Excerpted from 14 Hours Til Bedtime: A Stay-At-Home Mom's Life in 27 Funny Little Stories by Jen Singer. Copyright © 2004. Reprinted by permission. All rights reserved. Chapter One - How to Succeed at Motherhood without Really Trying Shifting from working girl to stay-at-home mom can cause culture shock. Anything you learned in the workplace no longer applies. Or does it? Transfer: Moving the baby from your right arm to your left. Downsize: When you finally fit into your pre-pregnancy jeans again. Floating Holiday: Spending Labor Day in the kiddie pool, trying to keep your kids from drowning each other. Receptionist: Your four-year-old, who has just discovered the Talk button on your cordless phone. Excused Absence: Surgery. Or a full body cast. Otherwise, youre pretty much on duty all the time. Company Picnic: Ice pops and tee-ball in the driveway on a warm Tuesday afternoon. Performance Review: Annually, in bed, on Mothers Day. Youve done a good job when you receive homemade greeting cards, flowers and what appear to be Froot Loops mixed with grapes and chocolate chips. Equal Opportunity Policy: Everyone is given an equal opportunity to fold the laundry, but youre the only one who ever takes it. Reception Area: The spot near the door where the kids shower Daddy with hugs and accolades, even though youre the one who just spent eleven hours making new outfits for Barbie, reading You Can Name 100 Cars twenty-three times and vacuuming dried Play-Doh from between the couch cushions. Sick Day: Doing the same thing you do every day, only you feel worse than you normally do. Company Stationery: Whatever scrap of paper you can find to scribble a note to the teacher on before the bus arrives - usually, the back of a Toys "R" Us receipt. Layoff: "Would you lay off the Cheese Doodles? Im making dinner!" Environmental Protection Compliance: A Diaper Genie and a can of Lysol.

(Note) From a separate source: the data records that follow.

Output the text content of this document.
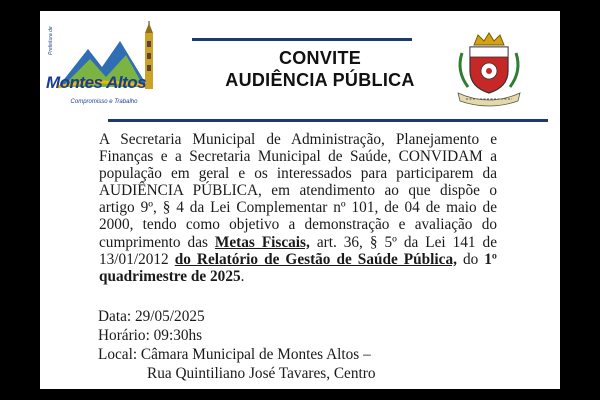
Prefeitura de
Montes Altos
Compromisso e Trabalho
CONVITE
AUDIÊNCIA PÚBLICA
A Secretaria Municipal de Administração, Planejamento e Finanças e a Secretaria Municipal de Saúde, CONVIDAM a população em geral e os interessados para participarem da AUDIÊNCIA PÚBLICA, em atendimento ao que dispõe o artigo 9º, § 4 da Lei Complementar nº 101, de 04 de maio de 2000, tendo como objetivo a demonstração e avaliação do cumprimento das Metas Fiscais, art. 36, § 5º da Lei 141 de 13/01/2012 do Relatório de Gestão de Saúde Pública, do 1º quadrimestre de 2025.
Data: 29/05/2025
Horário: 09:30hs
Local: Câmara Municipal de Montes Altos –
Rua Quintiliano José Tavares, Centro
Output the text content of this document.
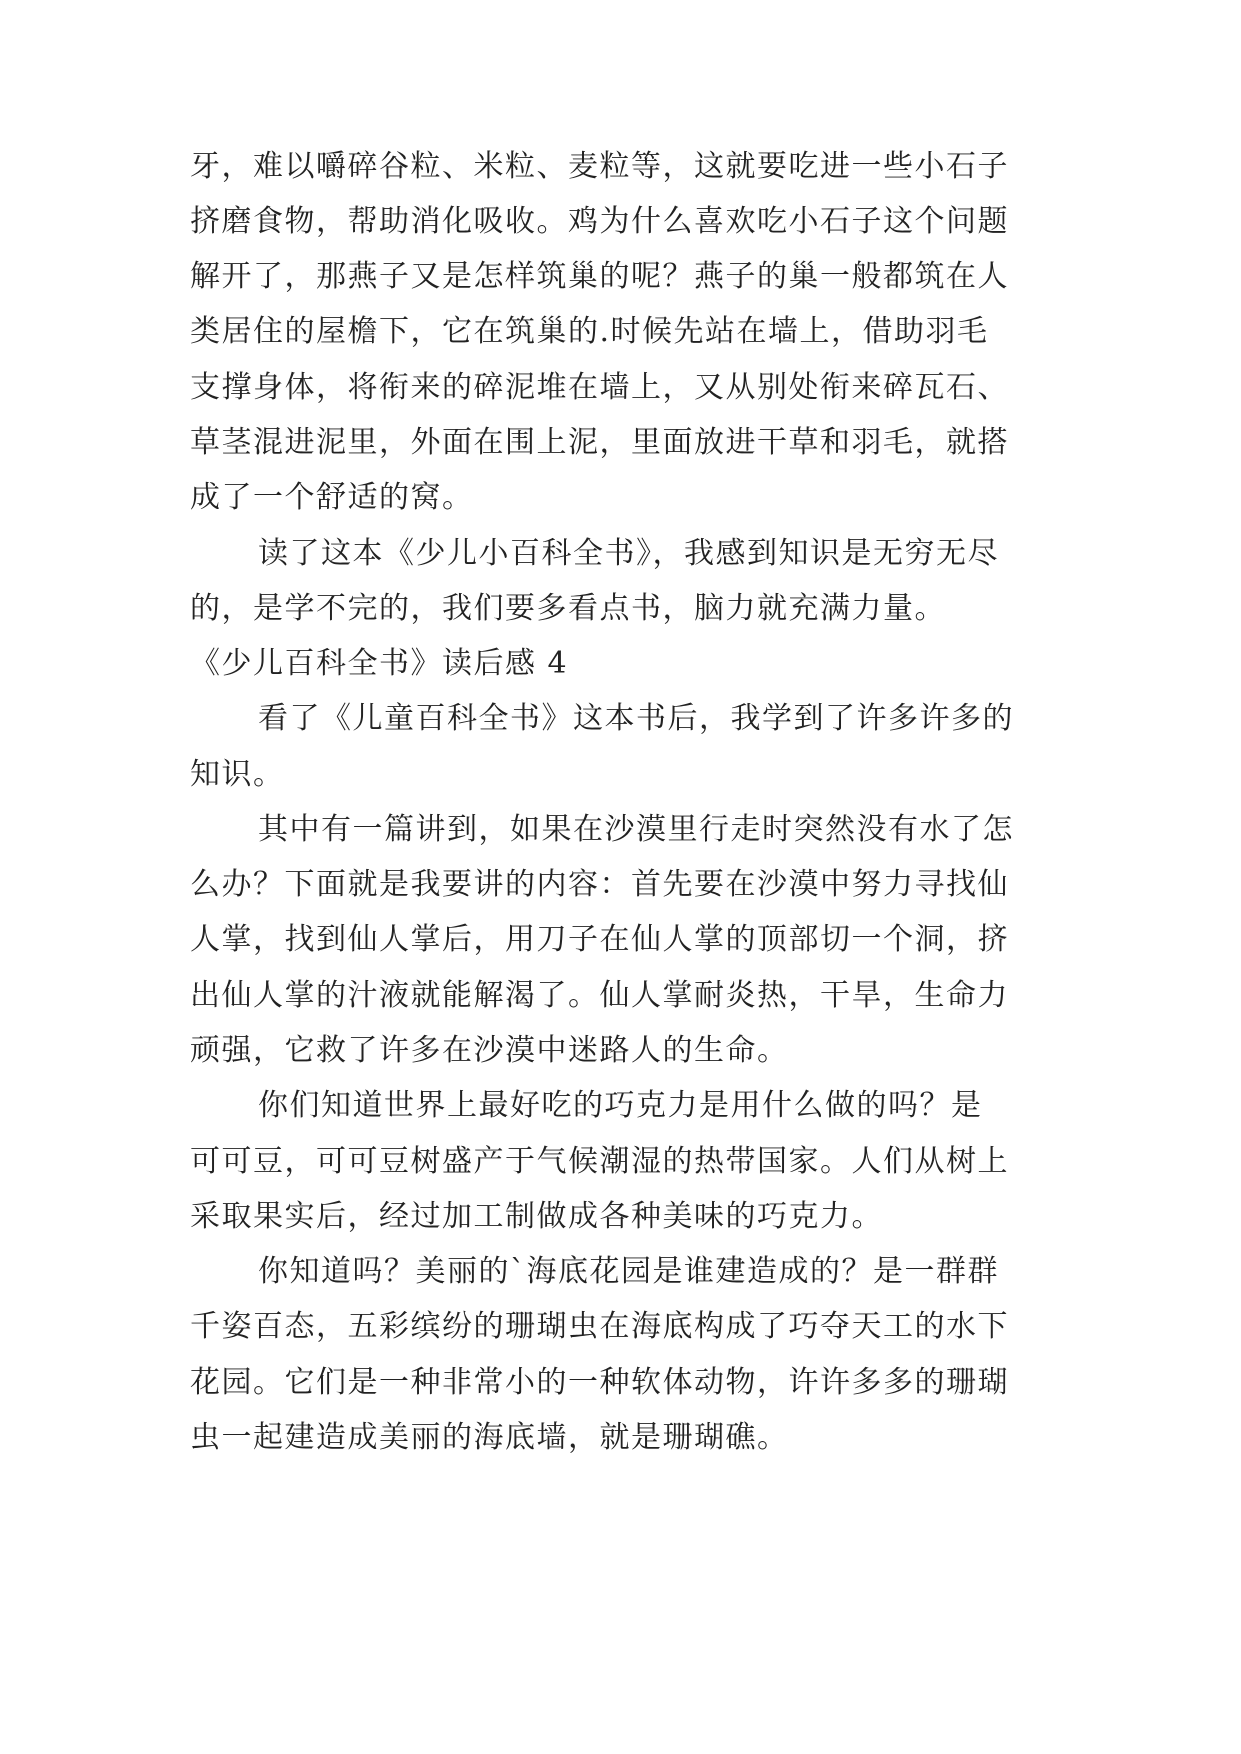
牙，难以嚼碎谷粒、米粒、麦粒等，这就要吃进一些小石子

挤磨食物，帮助消化吸收。鸡为什么喜欢吃小石子这个问题

解开了，那燕子又是怎样筑巢的呢？燕子的巢一般都筑在人

类居住的屋檐下，它在筑巢的.时候先站在墙上，借助羽毛

支撑身体，将衔来的碎泥堆在墙上，又从别处衔来碎瓦石、

草茎混进泥里，外面在围上泥，里面放进干草和羽毛，就搭

成了一个舒适的窝。

读了这本《少儿小百科全书》，我感到知识是无穷无尽

的，是学不完的，我们要多看点书，脑力就充满力量。

《少儿百科全书》读后感 4

看了《儿童百科全书》这本书后，我学到了许多许多的

知识。

其中有一篇讲到，如果在沙漠里行走时突然没有水了怎

么办？下面就是我要讲的内容：首先要在沙漠中努力寻找仙

人掌，找到仙人掌后，用刀子在仙人掌的顶部切一个洞，挤

出仙人掌的汁液就能解渴了。仙人掌耐炎热，干旱，生命力

顽强，它救了许多在沙漠中迷路人的生命。

你们知道世界上最好吃的巧克力是用什么做的吗？是

可可豆，可可豆树盛产于气候潮湿的热带国家。人们从树上

采取果实后，经过加工制做成各种美味的巧克力。

你知道吗？美丽的`海底花园是谁建造成的？是一群群

千姿百态，五彩缤纷的珊瑚虫在海底构成了巧夺天工的水下

花园。它们是一种非常小的一种软体动物，许许多多的珊瑚

虫一起建造成美丽的海底墙，就是珊瑚礁。
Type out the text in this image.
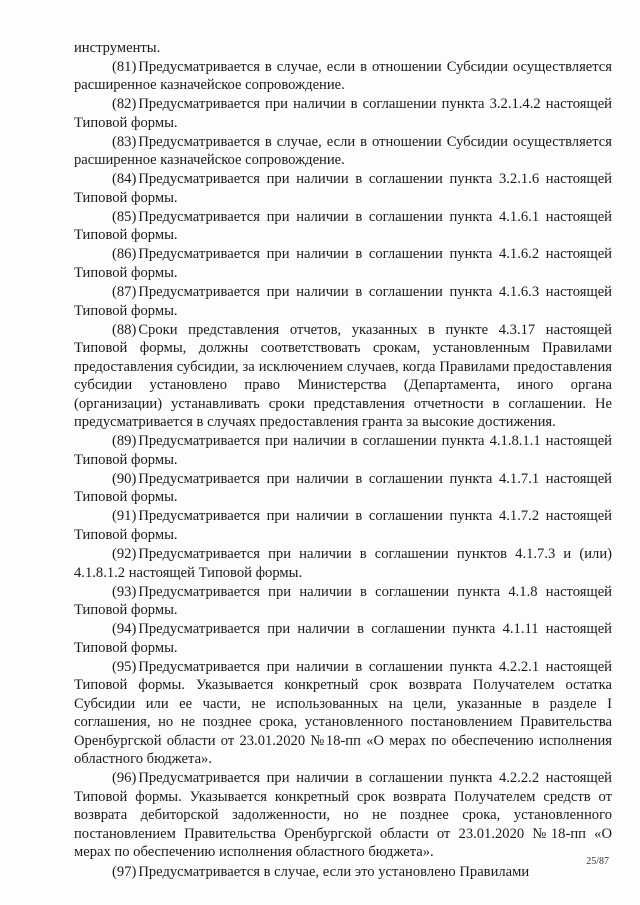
инструменты.
(81) Предусматривается в случае, если в отношении Субсидии осуществляется расширенное казначейское сопровождение.
(82) Предусматривается при наличии в соглашении пункта 3.2.1.4.2 настоящей Типовой формы.
(83) Предусматривается в случае, если в отношении Субсидии осуществляется расширенное казначейское сопровождение.
(84) Предусматривается при наличии в соглашении пункта 3.2.1.6 настоящей Типовой формы.
(85) Предусматривается при наличии в соглашении пункта 4.1.6.1 настоящей Типовой формы.
(86) Предусматривается при наличии в соглашении пункта 4.1.6.2 настоящей Типовой формы.
(87) Предусматривается при наличии в соглашении пункта 4.1.6.3 настоящей Типовой формы.
(88) Сроки представления отчетов, указанных в пункте 4.3.17 настоящей Типовой формы, должны соответствовать срокам, установленным Правилами предоставления субсидии, за исключением случаев, когда Правилами предоставления субсидии установлено право Министерства (Департамента, иного органа (организации) устанавливать сроки представления отчетности в соглашении. Не предусматривается в случаях предоставления гранта за высокие достижения.
(89) Предусматривается при наличии в соглашении пункта 4.1.8.1.1 настоящей Типовой формы.
(90) Предусматривается при наличии в соглашении пункта 4.1.7.1 настоящей Типовой формы.
(91) Предусматривается при наличии в соглашении пункта 4.1.7.2 настоящей Типовой формы.
(92) Предусматривается при наличии в соглашении пунктов 4.1.7.3 и (или) 4.1.8.1.2 настоящей Типовой формы.
(93) Предусматривается при наличии в соглашении пункта 4.1.8 настоящей Типовой формы.
(94) Предусматривается при наличии в соглашении пункта 4.1.11 настоящей Типовой формы.
(95) Предусматривается при наличии в соглашении пункта 4.2.2.1 настоящей Типовой формы. Указывается конкретный срок возврата Получателем остатка Субсидии или ее части, не использованных на цели, указанные в разделе I соглашения, но не позднее срока, установленного постановлением Правительства Оренбургской области от 23.01.2020 №18-пп «О мерах по обеспечению исполнения областного бюджета».
(96) Предусматривается при наличии в соглашении пункта 4.2.2.2 настоящей Типовой формы. Указывается конкретный срок возврата Получателем средств от возврата дебиторской задолженности, но не позднее срока, установленного постановлением Правительства Оренбургской области от 23.01.2020 №18-пп «О мерах по обеспечению исполнения областного бюджета».
(97) Предусматривается в случае, если это установлено Правилами
25/87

Company Parking: Between the tricycles and the recycling containers. Multi-Tasking: Emptying the dishwasher, filling sippy cups with apple juice and calling your child in sick (again) to the school nurse - all at the same time. Overtime: Over time, most stay-at-home moms realize there is no overtime in a job that never ends. Maternity Leave: The hour or so you get to yourself while the hospital nurses clean, weigh and put that cute little pink or blue hat on your newborn. 9 to 5: A half-day.